Sun from the Communication University of China said that while AI is already ahead at creating fantastical worlds and producing content at scale, it still struggles to match the subtleties of human expression.
"AI has no life, no joy or anger or sorrow," he said. "All its emotions are data imitation."
Bi, the actor, expressed similar sentiments.
"AI might know what falling in love means, but it's never been in love,” he said. Bi also does not see AI replacing his profession entirely.
"AI is capable of replacing a portion of actors … for higher-skilled actors, it'll be hard to replace them in the short term,” he said. Bi intends to stay in his line of work, even as friends and crew members drift to other avenues.
Han Lichen, a director at a studio that produces wholly AI-generated content, said the flood of AI shorts is "assembly-line stuff, with no core or substance".
"AI can only help us generate good-looking visuals," he told CNA. "The core lies in the human."
Xie Danming, iQiyi's senior vice president and chief AI scientist, illustrated the challenge with a beach scene in which a girl runs, pauses and turns back.
AI can generate each shot convincingly, he said, but when they are stitched together, subtle inconsistencies in the weather, lighting or even the movement of the waves can make the sequence feel unnatural.
iQiyi stated in March that while AI can make a 30-second video, "creating long-form narratives at professional drama and film quality remains an industry challenge".
Cost remains another obstacle, despite AI's reputation for lowering production costs.
Wang, the director, said polishing AI footage to the point where the seams do not show can mean "doubling the compute", referring to the amount of processing power required.
The extra computing requirements also drive up costs, meaning work good enough for professional standards “is actually not as low-cost as everyone assumes", he said.
WHAT COMES NEXT
Asked where the screen industry might be in five years, most interviewees did not expect today’s wave of wholly AI-generated titles, particularly in the microdrama segment, to define the future of filmmaking.
Instead, they expect AI to become increasingly embedded in conventional productions, while fully AI-generated content remains concentrated in lower-cost, high-volume formats.
iQiyi’s Xie described two distinct modes already in practice.
In genres that rely heavily on digital production - including animation, children's content, manga adaptation - entire productions can be generated by AI, with the human team acting as what he called an "AI director" overseeing the script, artistic vision and final edit.
For large-scale live-action dramas, by contrast, AI serves mainly as an advanced visual-effects tool.
“Human teams, live-action shooting and cameras remain the absolute core" of these projects at present, Xie said.
More than 95 per cent of new microdramas released in China may now be AI-made, but Sun from the Communication University of China said that headline figure masks how much of the output is disposable.
The bulk of it, he said, is a “transitional chaos" of low-cost, formulaic work that he expects tighter regulation and rising audience taste to clear out.
Even viewing figures come with caveats.

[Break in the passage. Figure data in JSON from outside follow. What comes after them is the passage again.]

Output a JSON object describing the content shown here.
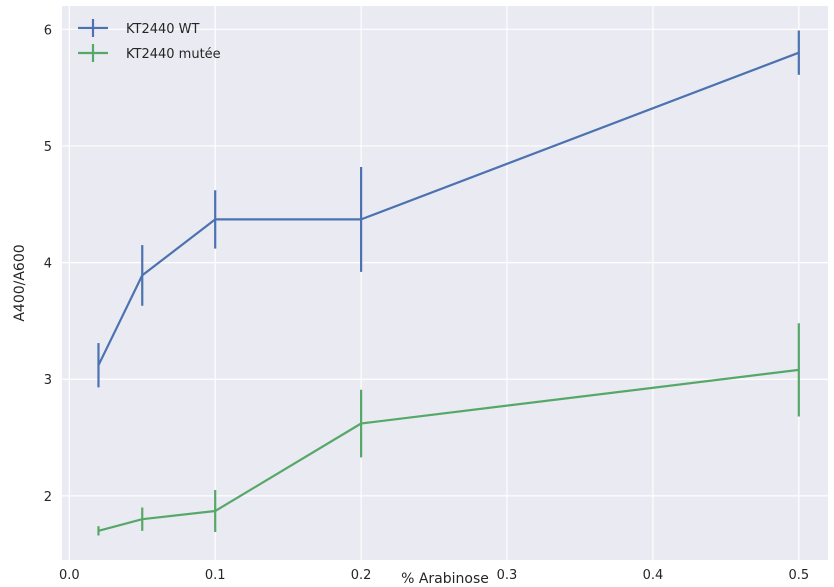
{
  "chart_data": {
    "type": "line",
    "title": "",
    "xlabel": "% Arabinose",
    "ylabel": "A400/A600",
    "xlim": [
      -0.005,
      0.52
    ],
    "ylim": [
      1.45,
      6.2
    ],
    "xticks": [
      0.0,
      0.1,
      0.2,
      0.3,
      0.4,
      0.5
    ],
    "xtick_labels": [
      "0.0",
      "0.1",
      "0.2",
      "0.3",
      "0.4",
      "0.5"
    ],
    "yticks": [
      2,
      3,
      4,
      5,
      6
    ],
    "ytick_labels": [
      "2",
      "3",
      "4",
      "5",
      "6"
    ],
    "grid": true,
    "legend_position": "top-left",
    "background": "#eaeaf2",
    "series": [
      {
        "name": "KT2440 WT",
        "color": "#4c72b0",
        "x": [
          0.02,
          0.05,
          0.1,
          0.2,
          0.5
        ],
        "y": [
          3.12,
          3.89,
          4.37,
          4.37,
          5.8
        ],
        "yerr": [
          0.19,
          0.26,
          0.25,
          0.45,
          0.19
        ]
      },
      {
        "name": "KT2440 mutée",
        "color": "#55a868",
        "x": [
          0.02,
          0.05,
          0.1,
          0.2,
          0.5
        ],
        "y": [
          1.7,
          1.8,
          1.87,
          2.62,
          3.08
        ],
        "yerr": [
          0.04,
          0.1,
          0.18,
          0.29,
          0.4
        ]
      }
    ]
  }
}
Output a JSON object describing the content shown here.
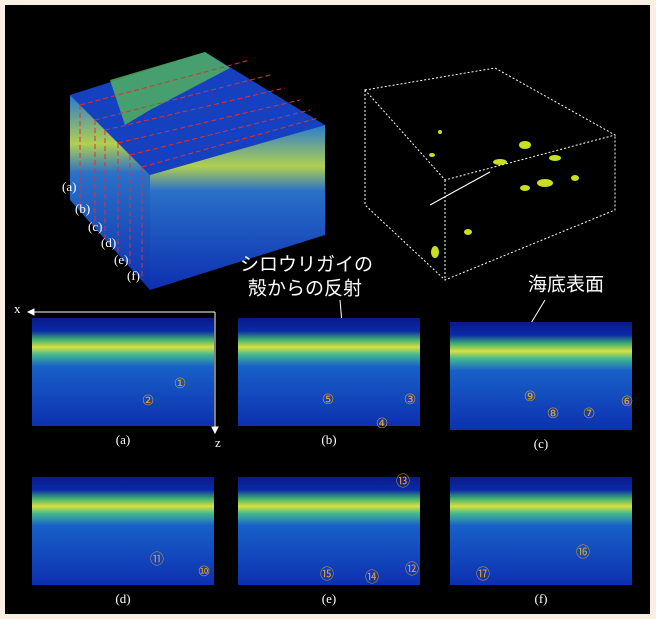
{
  "cube_labels": [
    "(a)",
    "(b)",
    "(c)",
    "(d)",
    "(e)",
    "(f)"
  ],
  "axes": {
    "x": "x",
    "z": "z"
  },
  "annotations": {
    "shell_reflection": [
      "シロウリガイの",
      "殻からの反射"
    ],
    "seafloor_surface": "海底表面"
  },
  "panels": [
    {
      "label": "(a)",
      "markers": [
        "①",
        "②"
      ]
    },
    {
      "label": "(b)",
      "markers": [
        "⑤",
        "③",
        "④"
      ]
    },
    {
      "label": "(c)",
      "markers": [
        "⑨",
        "⑧",
        "⑦",
        "⑥"
      ]
    },
    {
      "label": "(d)",
      "markers": [
        "⑪",
        "⑩"
      ]
    },
    {
      "label": "(e)",
      "markers": [
        "⑬",
        "⑮",
        "⑭",
        "⑫"
      ]
    },
    {
      "label": "(f)",
      "markers": [
        "⑯",
        "⑰"
      ]
    }
  ]
}
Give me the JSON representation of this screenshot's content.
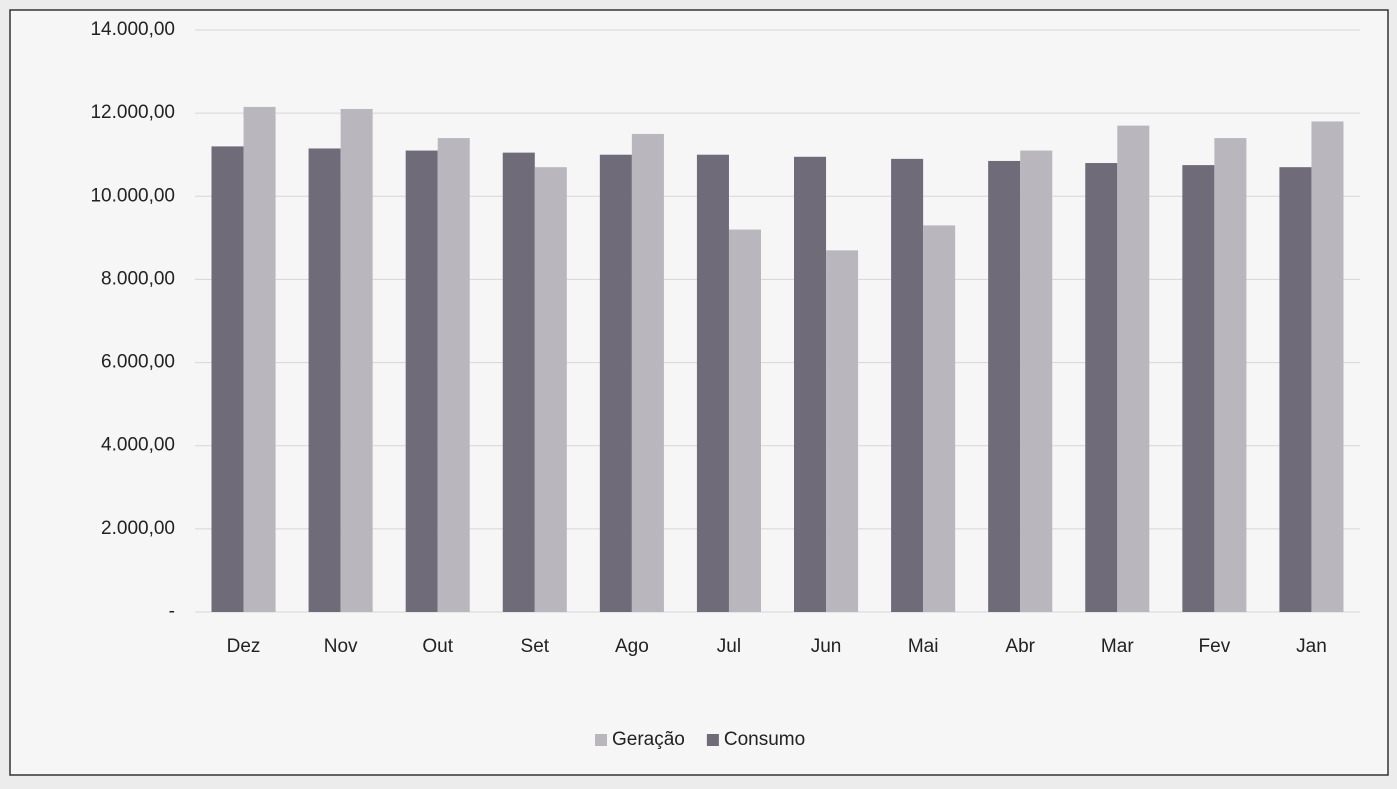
{
  "chart_data": {
    "type": "bar",
    "categories": [
      "Dez",
      "Nov",
      "Out",
      "Set",
      "Ago",
      "Jul",
      "Jun",
      "Mai",
      "Abr",
      "Mar",
      "Fev",
      "Jan"
    ],
    "series": [
      {
        "name": "Consumo",
        "color": "#6f6b78",
        "values": [
          11200,
          11150,
          11100,
          11050,
          11000,
          11000,
          10950,
          10900,
          10850,
          10800,
          10750,
          10700
        ]
      },
      {
        "name": "Geração",
        "color": "#b9b7bd",
        "values": [
          12150,
          12100,
          11400,
          10700,
          11500,
          9200,
          8700,
          9300,
          11100,
          11700,
          11400,
          11800
        ]
      }
    ],
    "ylim": [
      0,
      14000
    ],
    "yticks": [
      {
        "value": 0,
        "label": "-"
      },
      {
        "value": 2000,
        "label": "2.000,00"
      },
      {
        "value": 4000,
        "label": "4.000,00"
      },
      {
        "value": 6000,
        "label": "6.000,00"
      },
      {
        "value": 8000,
        "label": "8.000,00"
      },
      {
        "value": 10000,
        "label": "10.000,00"
      },
      {
        "value": 12000,
        "label": "12.000,00"
      },
      {
        "value": 14000,
        "label": "14.000,00"
      }
    ],
    "grid": true,
    "legend": "bottom"
  }
}
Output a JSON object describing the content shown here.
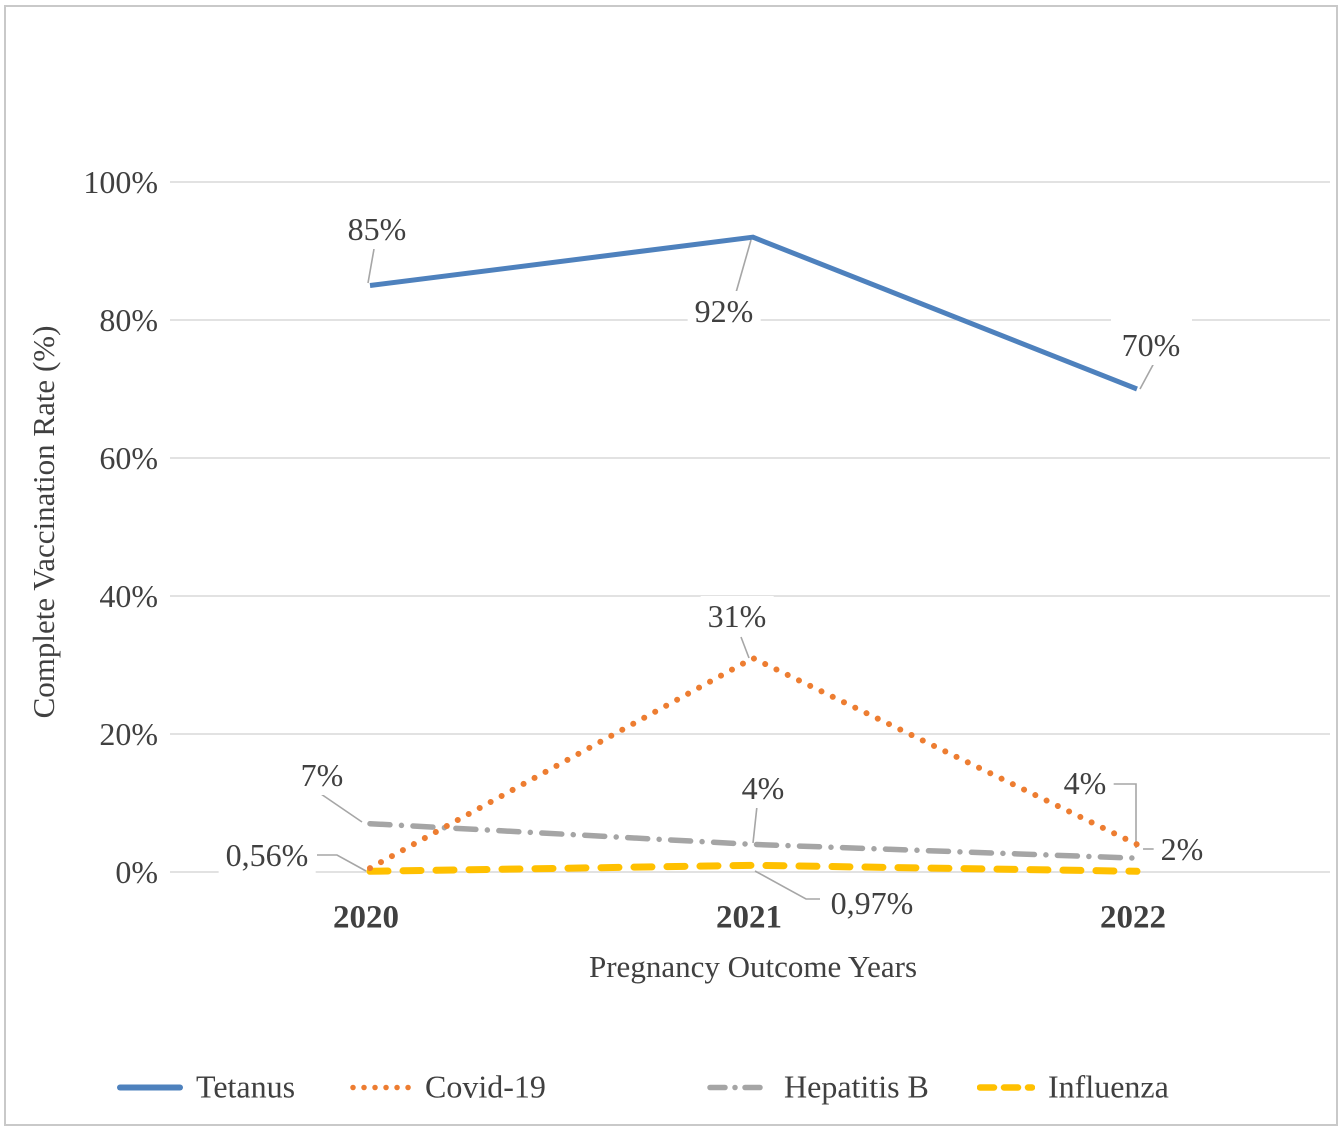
{
  "chart_data": {
    "type": "line",
    "title": "",
    "xlabel": "Pregnancy Outcome Years",
    "ylabel": "Complete Vaccination Rate (%)",
    "categories": [
      "2020",
      "2021",
      "2022"
    ],
    "series": [
      {
        "name": "Tetanus",
        "color": "#4E81BD",
        "dash": "solid",
        "values": [
          85,
          92,
          70
        ],
        "labels": [
          "85%",
          "92%",
          "70%"
        ]
      },
      {
        "name": "Covid-19",
        "color": "#ED7D31",
        "dash": "dotted",
        "values": [
          0.56,
          31,
          4
        ],
        "labels": [
          "0,56%",
          "31%",
          "4%"
        ]
      },
      {
        "name": "Hepatitis B",
        "color": "#A5A5A5",
        "dash": "dashdot",
        "values": [
          7,
          4,
          2
        ],
        "labels": [
          "7%",
          "4%",
          "2%"
        ]
      },
      {
        "name": "Influenza",
        "color": "#FFC000",
        "dash": "dashed",
        "values": [
          0.1,
          0.97,
          0.1
        ],
        "labels": [
          null,
          "0,97%",
          null
        ]
      }
    ],
    "ylim": [
      0,
      100
    ],
    "yticks_values": [
      0,
      20,
      40,
      60,
      80,
      100
    ],
    "yticks_labels": [
      "0%",
      "20%",
      "40%",
      "60%",
      "80%",
      "100%"
    ],
    "grid": "horizontal",
    "legend_position": "bottom",
    "colors": {
      "grid": "#d9d9d9",
      "leader": "#a6a6a6",
      "text": "#404040",
      "border": "#c9c9c9"
    }
  }
}
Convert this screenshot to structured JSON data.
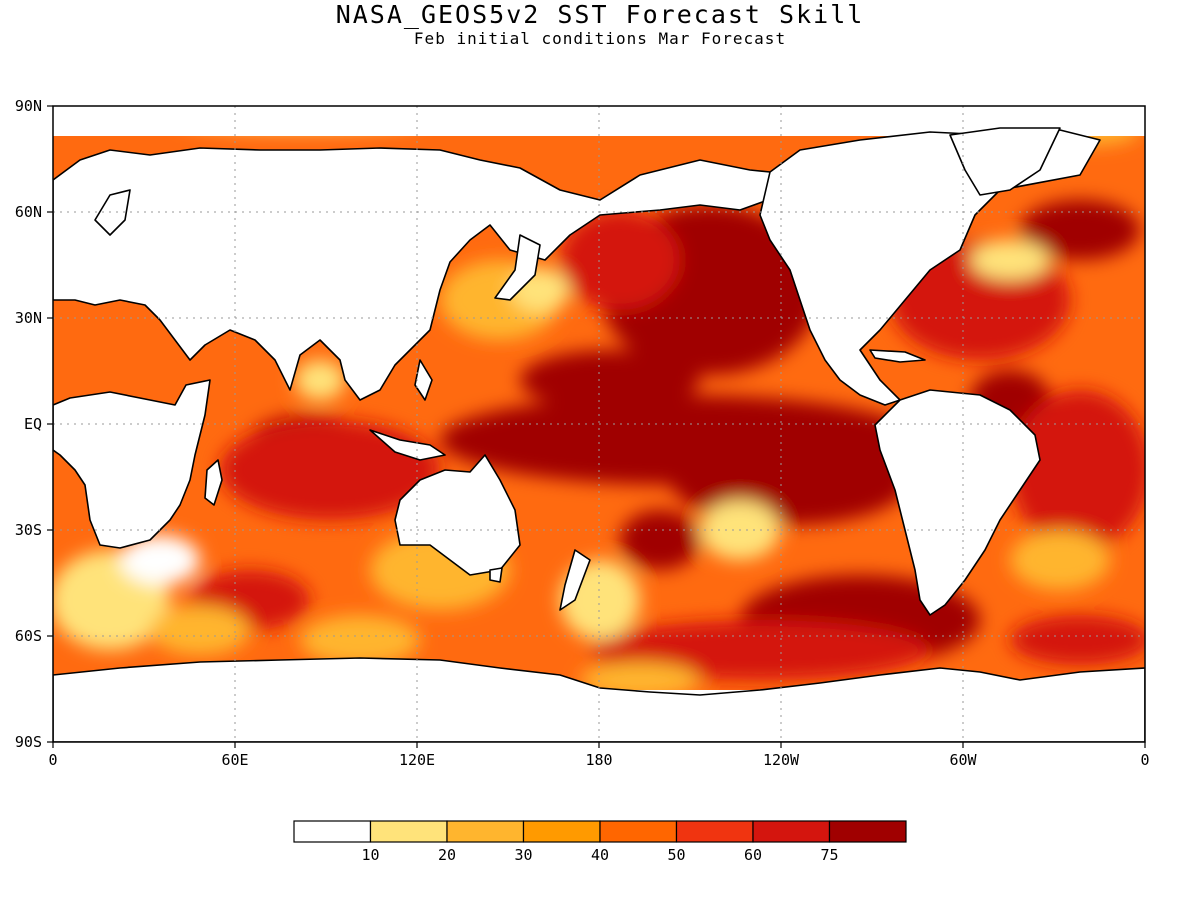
{
  "title": "NASA_GEOS5v2 SST Forecast Skill",
  "subtitle": "Feb initial conditions  Mar Forecast",
  "lat_ticks": [
    "90N",
    "60N",
    "30N",
    "EQ",
    "30S",
    "60S",
    "90S"
  ],
  "lon_ticks": [
    "0",
    "60E",
    "120E",
    "180",
    "120W",
    "60W",
    "0"
  ],
  "colorbar": {
    "labels": [
      "10",
      "20",
      "30",
      "40",
      "50",
      "60",
      "75"
    ],
    "colors": [
      "#ffffff",
      "#ffe37a",
      "#ffb52e",
      "#ff9a00",
      "#ff6600",
      "#f03410",
      "#d4150e",
      "#a00000"
    ]
  },
  "colors": {
    "land": "#ffffff",
    "coast": "#000000",
    "grid": "#9a9a9a",
    "frame": "#000000"
  }
}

Without giving numbers, Junjun, the producer, said her company’s AI-generated offerings currently attract slightly larger audiences than live-action titles.
But she did not put it down to quality.
Much of it, she said, is driven by novelty. People click because the work is AI and they are curious about what the technology can do.
Audiences are also more forgiving of AI's flaws than they would be of mistakes made by human filmmakers, she argued. At the same time, the quality of some live-action microdramas has fallen low enough that their AI-generated counterparts need only clear a relatively low bar.
"It might just have hit a baseline level, and you already find it more interesting than an ordinary video,” Junjun said.
Sun acknowledged that technology may transform the way films are produced.
"But the core of film art will always be people, story, emotion, value,” he said.